Wade doesn't dignify Gren's acidic retort with a response. Without a moment's hesitation he lashes out, driving forward with a straight left to crash into the side of Gren's smug douchebag face.
no subject
He runs his tongue over his lip; it stings and tastes like blood and the acrid tang of cigarettes, probably split it on one of his own teeth. That's fine; he likes the taste of it. It'd be better if it wasn't his own, but that's just the old monster instincts talking. That old, vicious nature of his that makes him want to get his teeth into somebody's jugular. You can take a monster out of the wilderness, dress him up like a man and make him talk like a man, but you can't really quite smother all the wild out of him.
"Okay," he says, because this is a hell of a lot better than listening to Wade bitch and moan. He'll take split lips and blood over that any day of the week.
Gren lunges forward, aiming his fist for the solar plexus rather than the face because of Wade's height advantage.

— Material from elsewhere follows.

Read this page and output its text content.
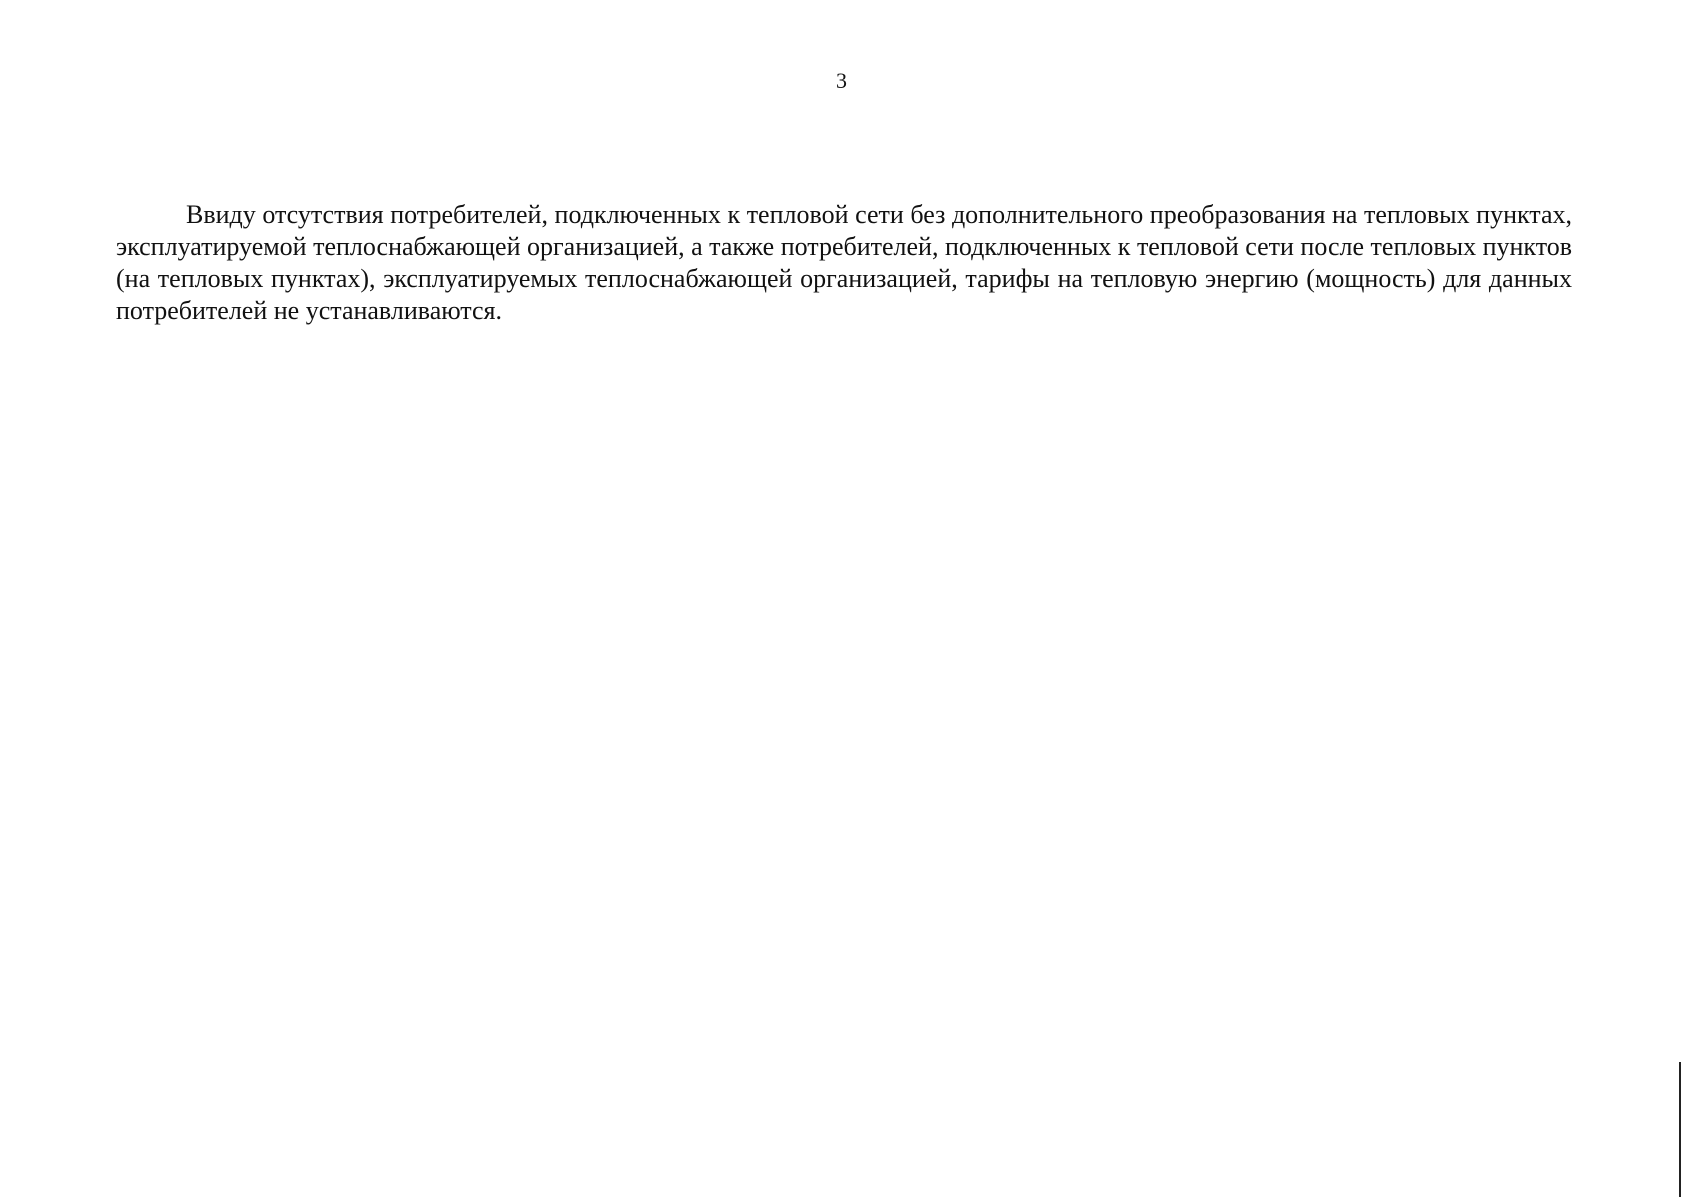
3

Ввиду отсутствия потребителей, подключенных к тепловой сети без дополнительного преобразования на тепловых пунктах, эксплуатируемой теплоснабжающей организацией, а также потребителей, подключенных к тепловой сети после тепловых пунктов (на тепловых пунктах), эксплуатируемых теплоснабжающей организацией, тарифы на тепловую энергию (мощность) для данных потребителей не устанавливаются.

It's hard to deck a guy in the nose when his nose is six inches above your head, no matter how much Gren likes them big.
no subject
The fucking nerve.
A fresh flush of anger surges through Wade's bloodstream at the sight of this fucking dude with his fucking smile and his fucking ugly soul-patch, and he barely has enough time to arch his hips backward away from Gren's retaliation, catching his fist deftly in both hands.
"Motherfucker--" Wade's voice is a low, guttural growl as he uses the momentum to tug sharply at Gren's arm, hoping to yank the aggressive douchenozzle off balance. If it works, then Wade's just going to introduce Gren's solar plexus to the sharp, bony part of his knee.